The company made a big shift in 2016 when it launched its camera-equipped glasses, Spectacles. The move shifted Snap away from being just a mobile app and into the hardware world. Snap now calls itself “a camera company.”
But Snap’s app Snapchat remains one of the most popular consumer internet services, challenging Facebook, Twitter, and Google for users and advertising dollars; the startup has said it expects to make anywhere between $250 million to $350 million in advertising revenue this year.
*Snap is working on an initial public offering for March 2017
Valuation: $20.53 billion
CEO Alex Karp
Palantir has raised nearly $2 billion in investment, reaching a $20 billion valuation last year. But despite a reported $1.7 billion in “bookings” in 2015 (revenue under contract), Palantir may not be profitable yet.

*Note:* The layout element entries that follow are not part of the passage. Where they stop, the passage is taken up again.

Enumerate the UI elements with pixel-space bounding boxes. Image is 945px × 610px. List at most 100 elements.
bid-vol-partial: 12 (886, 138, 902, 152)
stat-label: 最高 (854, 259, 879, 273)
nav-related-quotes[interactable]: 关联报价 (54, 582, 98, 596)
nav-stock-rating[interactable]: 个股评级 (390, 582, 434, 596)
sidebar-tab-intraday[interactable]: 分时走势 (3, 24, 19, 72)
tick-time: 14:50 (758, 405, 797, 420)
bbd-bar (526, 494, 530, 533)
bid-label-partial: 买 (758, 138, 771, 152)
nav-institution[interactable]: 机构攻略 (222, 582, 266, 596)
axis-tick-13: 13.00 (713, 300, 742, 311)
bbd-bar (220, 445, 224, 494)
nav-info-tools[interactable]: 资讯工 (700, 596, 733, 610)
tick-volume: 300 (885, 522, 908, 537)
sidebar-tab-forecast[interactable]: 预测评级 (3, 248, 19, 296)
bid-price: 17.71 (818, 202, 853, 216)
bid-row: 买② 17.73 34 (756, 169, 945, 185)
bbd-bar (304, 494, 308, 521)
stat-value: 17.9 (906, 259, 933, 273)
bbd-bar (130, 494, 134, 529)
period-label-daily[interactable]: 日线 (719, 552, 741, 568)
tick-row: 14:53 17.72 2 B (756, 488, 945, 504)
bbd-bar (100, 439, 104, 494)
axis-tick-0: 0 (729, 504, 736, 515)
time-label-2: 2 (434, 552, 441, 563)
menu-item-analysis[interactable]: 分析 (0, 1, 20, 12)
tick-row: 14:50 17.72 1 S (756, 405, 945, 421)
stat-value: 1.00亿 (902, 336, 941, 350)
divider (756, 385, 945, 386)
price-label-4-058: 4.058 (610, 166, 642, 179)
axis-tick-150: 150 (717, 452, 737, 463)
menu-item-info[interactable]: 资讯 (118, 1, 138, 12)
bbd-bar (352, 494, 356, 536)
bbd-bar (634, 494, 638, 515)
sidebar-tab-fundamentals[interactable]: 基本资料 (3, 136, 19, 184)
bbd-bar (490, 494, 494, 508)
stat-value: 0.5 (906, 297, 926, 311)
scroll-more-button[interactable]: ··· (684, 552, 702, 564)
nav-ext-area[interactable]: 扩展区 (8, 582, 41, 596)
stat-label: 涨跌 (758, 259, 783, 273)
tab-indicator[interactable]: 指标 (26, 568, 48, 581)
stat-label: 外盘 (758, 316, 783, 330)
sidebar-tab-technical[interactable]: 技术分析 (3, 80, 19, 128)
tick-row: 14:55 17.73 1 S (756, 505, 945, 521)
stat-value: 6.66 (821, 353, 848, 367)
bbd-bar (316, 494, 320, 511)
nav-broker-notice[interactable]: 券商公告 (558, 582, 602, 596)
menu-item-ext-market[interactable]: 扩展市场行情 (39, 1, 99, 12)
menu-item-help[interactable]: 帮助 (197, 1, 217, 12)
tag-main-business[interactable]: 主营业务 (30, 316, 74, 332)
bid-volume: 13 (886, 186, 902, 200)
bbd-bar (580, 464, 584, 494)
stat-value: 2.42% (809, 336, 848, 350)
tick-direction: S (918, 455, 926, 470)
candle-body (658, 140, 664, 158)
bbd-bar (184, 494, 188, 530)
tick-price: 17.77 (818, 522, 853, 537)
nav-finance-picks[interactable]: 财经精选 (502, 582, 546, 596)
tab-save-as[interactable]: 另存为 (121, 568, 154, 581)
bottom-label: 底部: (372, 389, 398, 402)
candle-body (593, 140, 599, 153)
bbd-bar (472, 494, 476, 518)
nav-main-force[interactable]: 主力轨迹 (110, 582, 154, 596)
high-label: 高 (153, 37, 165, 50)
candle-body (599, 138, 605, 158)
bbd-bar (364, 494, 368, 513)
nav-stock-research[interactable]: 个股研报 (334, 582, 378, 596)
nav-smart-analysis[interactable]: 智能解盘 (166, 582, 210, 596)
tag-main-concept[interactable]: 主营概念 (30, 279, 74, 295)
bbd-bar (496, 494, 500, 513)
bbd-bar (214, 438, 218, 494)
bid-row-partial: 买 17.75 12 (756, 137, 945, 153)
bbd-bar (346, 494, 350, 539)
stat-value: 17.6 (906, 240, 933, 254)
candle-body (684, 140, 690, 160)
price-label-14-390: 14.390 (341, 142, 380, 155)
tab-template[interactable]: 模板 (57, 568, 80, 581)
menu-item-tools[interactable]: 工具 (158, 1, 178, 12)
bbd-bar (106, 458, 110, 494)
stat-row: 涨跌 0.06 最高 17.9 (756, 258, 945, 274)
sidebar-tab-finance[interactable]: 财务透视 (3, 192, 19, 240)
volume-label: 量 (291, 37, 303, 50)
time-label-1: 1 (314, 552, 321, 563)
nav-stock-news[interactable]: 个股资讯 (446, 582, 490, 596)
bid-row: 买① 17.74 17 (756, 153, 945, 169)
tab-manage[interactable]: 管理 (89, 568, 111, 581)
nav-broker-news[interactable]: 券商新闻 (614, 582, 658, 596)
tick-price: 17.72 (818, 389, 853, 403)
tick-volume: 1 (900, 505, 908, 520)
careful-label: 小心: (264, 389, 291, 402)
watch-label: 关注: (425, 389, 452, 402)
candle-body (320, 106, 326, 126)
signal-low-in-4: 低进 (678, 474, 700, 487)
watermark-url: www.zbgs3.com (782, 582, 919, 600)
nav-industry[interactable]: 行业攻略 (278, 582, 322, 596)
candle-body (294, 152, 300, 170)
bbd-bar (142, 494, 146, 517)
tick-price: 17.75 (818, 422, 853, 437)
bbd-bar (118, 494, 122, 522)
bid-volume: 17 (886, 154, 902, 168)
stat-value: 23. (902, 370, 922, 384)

The data-mining startup is notoriously secretive, and in June, reports surfaced that Palantir was buying back $225 million in stock from employees in exchange for their silence.
Palantir is backed by the CIA’s venture-capital arm and is said to have worked with the government, at one point being implicated as a player in Edward Snowden’s revelations about government spying. It was also said to help the US find Osama bin Laden, and help police sift through massive amounts of video, using facial recognition, to find the Boston Marathon bombers.
Valuation: $30 billion
Product chief Joe Gebbia, CTO Nathan Blecharczyk, CEO Brian Chesky
Home-rental startup Airbnb had a challenging 2016, but the company is still the second most-valuable startup in the US.
In August, Airbnb filed to raise a massive, $850 million round of funding that would value the company at $30 billion. But shortly thereafter, the startup became embroiled in legal battles in two of its most crucial cities, San Francisco and New York.
In October, Gov. Andrew Cuomo signed a bill that bans the advertising of rentals for less than 30 days if the tenant isn’t present. In November, the company faced a legal setback in San Francisco when a judge ruled that the city’s law mandating hosts register does not run afoul of free speech rights.
But the company hasn’t slowed down, launching a new service called Trips in November with the intent of becoming a more full-service travel company.
Valuation: $68 billion
CEO Travis Kalanick
Uber is the most valuable startup in the US and across the globe, outpacing its closest global rival, Xiaomi, by more than $20 billion.
The ride-hailing startup raised several billion dollars in 2016, including $3.5 billion from a Saudi Arabian investment fund and $2 billion in the form of a leveraged loan.
But the startup also closed a major deal with its chief rival, China’s Didi Chuxing, with Didi making a $1 billion investment in Uber global and acquiring Uber’s Chinese arm in a $35 billion mega-merger.
Now, Uber is focused on expanding its self-driving car testing and tackling ride-hailing rivals in Southeast Asia.